Croyez-vous que cette influence du milieu soit encore perceptible dans un contexte
d’urbanisation galopante ?
Cela demeure mais pas littéralement – comme une esthétique culturelle. Allez aujourd’hui au
Cameroun ou à Bangui, en République centrafricaine : ce sera très différent de la Mauritanie,
du fait même de ces phénomènes culturels d’origine géographique. Ainsi, en partant de ce
point de vue, vous allez voir apparaître une identité singulière, perceptible au-delà de toutes
les attitudes d’imitation. GEO-graphics ébauche l’analyse du rapport entre les artistes et une
région pour comprendre ce qu’elle produit.

Que répondez-vous à ceux, nombreux, qui pensent que l’Afrique est immuable, n’a pas
d’histoire, voire est incapable d’enter dans l’Histoire, comme l’affirmait Nicolas
Sarkozy dans son fameux « discours de Dakar » ?
Mais c’est précisément ce que je combats : qu’il n’y aurait ni histoire ni évolution du fait
même du découplage qui a été opéré par la colonisation entre les artefacts et leur contexte
socioculturel.

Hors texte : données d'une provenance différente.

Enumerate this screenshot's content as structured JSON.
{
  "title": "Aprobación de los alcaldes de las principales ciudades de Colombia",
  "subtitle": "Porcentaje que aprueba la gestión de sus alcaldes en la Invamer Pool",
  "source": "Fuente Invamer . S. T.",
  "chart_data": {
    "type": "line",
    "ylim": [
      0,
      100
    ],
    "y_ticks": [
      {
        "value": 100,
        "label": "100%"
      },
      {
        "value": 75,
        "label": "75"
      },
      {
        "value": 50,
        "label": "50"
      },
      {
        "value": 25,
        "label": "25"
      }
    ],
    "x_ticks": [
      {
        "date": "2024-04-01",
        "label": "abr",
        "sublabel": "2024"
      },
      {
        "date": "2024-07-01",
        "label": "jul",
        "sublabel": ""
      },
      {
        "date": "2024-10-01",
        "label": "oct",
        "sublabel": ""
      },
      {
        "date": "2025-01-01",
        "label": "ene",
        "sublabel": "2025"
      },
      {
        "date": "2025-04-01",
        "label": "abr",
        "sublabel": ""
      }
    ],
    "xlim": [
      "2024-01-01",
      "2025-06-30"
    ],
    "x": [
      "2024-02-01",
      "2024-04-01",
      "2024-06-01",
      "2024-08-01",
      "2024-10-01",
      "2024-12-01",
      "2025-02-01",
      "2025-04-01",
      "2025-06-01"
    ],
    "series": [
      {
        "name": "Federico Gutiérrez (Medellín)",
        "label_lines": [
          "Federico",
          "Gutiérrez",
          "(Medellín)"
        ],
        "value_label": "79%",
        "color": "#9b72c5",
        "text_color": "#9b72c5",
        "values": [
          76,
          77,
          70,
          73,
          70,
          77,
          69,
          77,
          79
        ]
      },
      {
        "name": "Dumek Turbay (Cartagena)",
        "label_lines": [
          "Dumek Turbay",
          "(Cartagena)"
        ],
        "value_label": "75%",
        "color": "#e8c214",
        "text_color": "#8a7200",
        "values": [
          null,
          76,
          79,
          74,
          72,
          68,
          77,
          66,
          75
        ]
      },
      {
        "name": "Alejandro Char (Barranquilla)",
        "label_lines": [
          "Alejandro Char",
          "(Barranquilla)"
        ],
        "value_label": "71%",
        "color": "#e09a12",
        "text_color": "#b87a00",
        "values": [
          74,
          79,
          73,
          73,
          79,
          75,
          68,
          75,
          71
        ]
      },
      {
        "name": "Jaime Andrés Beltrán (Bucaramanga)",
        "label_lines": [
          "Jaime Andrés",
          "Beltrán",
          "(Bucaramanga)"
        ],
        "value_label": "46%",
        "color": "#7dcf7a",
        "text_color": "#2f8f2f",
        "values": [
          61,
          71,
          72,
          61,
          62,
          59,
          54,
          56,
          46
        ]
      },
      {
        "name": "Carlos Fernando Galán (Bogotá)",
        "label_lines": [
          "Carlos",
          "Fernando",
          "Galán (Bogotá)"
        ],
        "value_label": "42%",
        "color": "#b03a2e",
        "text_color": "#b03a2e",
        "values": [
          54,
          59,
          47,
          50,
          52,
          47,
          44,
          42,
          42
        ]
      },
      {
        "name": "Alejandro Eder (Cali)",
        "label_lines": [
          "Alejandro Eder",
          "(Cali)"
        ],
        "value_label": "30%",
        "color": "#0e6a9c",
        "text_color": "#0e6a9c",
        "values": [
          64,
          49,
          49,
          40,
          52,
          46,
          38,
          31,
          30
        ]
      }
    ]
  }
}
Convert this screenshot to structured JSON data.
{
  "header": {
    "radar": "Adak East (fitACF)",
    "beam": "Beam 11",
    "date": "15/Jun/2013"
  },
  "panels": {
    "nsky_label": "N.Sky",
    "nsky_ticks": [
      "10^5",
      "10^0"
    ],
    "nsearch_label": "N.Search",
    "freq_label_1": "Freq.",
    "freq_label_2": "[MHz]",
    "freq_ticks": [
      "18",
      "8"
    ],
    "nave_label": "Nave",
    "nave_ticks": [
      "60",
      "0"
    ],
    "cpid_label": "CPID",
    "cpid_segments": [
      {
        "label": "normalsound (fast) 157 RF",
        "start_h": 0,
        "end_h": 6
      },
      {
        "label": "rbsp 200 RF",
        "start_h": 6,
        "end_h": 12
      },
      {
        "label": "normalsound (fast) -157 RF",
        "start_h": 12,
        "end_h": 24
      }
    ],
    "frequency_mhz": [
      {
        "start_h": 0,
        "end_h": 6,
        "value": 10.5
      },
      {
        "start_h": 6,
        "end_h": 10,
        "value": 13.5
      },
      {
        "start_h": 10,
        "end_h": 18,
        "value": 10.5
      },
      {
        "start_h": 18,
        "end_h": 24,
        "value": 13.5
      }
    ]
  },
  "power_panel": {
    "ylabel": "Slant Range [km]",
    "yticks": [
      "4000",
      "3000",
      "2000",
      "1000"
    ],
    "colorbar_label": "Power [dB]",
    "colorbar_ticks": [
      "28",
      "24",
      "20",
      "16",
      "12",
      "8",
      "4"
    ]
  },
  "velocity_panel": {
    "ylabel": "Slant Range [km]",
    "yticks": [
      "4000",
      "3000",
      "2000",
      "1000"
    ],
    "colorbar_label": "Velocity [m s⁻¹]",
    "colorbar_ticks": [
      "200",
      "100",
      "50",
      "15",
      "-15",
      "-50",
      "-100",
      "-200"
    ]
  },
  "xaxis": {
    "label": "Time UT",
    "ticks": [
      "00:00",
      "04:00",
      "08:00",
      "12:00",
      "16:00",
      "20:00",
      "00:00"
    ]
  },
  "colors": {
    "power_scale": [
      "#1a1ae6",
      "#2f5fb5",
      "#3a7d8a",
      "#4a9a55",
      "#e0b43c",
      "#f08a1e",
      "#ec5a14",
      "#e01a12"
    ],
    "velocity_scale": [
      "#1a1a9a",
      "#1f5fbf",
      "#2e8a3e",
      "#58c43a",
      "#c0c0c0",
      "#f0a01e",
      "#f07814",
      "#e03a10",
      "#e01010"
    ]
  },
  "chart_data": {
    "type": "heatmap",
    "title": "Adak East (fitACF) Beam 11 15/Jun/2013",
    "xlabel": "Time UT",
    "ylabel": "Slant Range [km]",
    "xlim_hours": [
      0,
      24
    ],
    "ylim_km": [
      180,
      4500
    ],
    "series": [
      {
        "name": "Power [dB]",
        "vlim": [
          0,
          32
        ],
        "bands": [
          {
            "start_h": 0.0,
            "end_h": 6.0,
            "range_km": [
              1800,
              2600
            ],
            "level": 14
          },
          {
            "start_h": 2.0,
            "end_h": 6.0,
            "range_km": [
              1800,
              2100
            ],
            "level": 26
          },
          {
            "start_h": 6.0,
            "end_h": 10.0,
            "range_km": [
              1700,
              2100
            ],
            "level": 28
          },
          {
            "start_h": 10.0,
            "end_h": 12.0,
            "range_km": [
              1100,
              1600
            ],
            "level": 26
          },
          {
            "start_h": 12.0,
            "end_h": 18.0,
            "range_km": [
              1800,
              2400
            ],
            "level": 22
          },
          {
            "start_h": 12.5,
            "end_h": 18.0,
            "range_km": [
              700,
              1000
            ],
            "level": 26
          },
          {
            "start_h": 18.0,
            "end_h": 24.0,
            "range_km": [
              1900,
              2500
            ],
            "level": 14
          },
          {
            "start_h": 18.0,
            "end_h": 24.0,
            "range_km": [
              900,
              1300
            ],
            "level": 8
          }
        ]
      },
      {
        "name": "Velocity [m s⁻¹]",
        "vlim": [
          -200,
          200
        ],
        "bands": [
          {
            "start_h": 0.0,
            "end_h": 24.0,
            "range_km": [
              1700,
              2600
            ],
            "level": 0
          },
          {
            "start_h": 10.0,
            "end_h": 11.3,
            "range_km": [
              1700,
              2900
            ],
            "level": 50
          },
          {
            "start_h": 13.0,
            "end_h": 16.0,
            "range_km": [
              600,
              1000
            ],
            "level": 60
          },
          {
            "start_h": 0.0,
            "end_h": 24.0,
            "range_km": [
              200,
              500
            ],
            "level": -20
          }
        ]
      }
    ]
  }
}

Lorsque vous avez cet état de fait et que vous y appliquez vos propres
projections exotiques, vous obtenez cette vacuité.

L’autre danger est de n’accorder d’intérêt à ces objets que s’ils ont d’abord été recyclés
par les artistes occidentaux – on pense à l’impact du masque chez Picasso – puis par le
marché…
Oui, mais la première rencontre entre le modernisme et le Continent, c’est une histoire
d’amour. Picasso et le masque, c’est un choc bien compréhensible. C’est fabuleux. Après, ce
qu’on en a fait commercialement, c’est effectivement éreintant. Mais il y a tant de pratiques
intéressantes en provenance du Continent. Avec GEO-graphics, on veut éviter de mettre en
évidence de façon trop emphatique quelques objets emblématiques ; plutôt mettre l’accent sur
des infrastructures, qui rendent possible l’émergence d’artistes avec une spécificité
intéressante, et faire comprendre, au contact des objets ethnographique, que le lien avec le
passé n’est pas rompu, qu’il y a une identité africaine, une certaine esthétique. Au demuerant,
elle ne s’est pas transmise littéralement, mais avec une diversité perceptible lorsque l’on
quadrille l’Afrique. Cela se ressent en musique ou en littérature plus qu’en arts plastiques
parce que ceux-ci demandent plus d’encadrement. Ce qui justifie d’autant plus notre festival
et notre soutien aux huit institutions artistiques privées.

Pratiquement parlant, comment vont s’articuler la recontextualisation des artefacts, le


lien avec la création contemporaine et cette plateforme d’échange entre ces huit centres
d’art africains et le Musée de Tervuren ?
Dans GEO-graphics, nous allons jouer sur la proximité entre ces éléments pour permettre au
spectateur de faire lui-même les connections. Au demeurant, ce n’est pas toujours simple de
faire le lien entre le contemporain le plus tendance et les objets d’art ethnographiques. L’idée,
c’est de travailler en parallèle : montrer le plan d’une ville et, dans la pièce d’à côté ou en
ligne de mire, un artefact… de manière à créer l’évidence. C’est très excitant.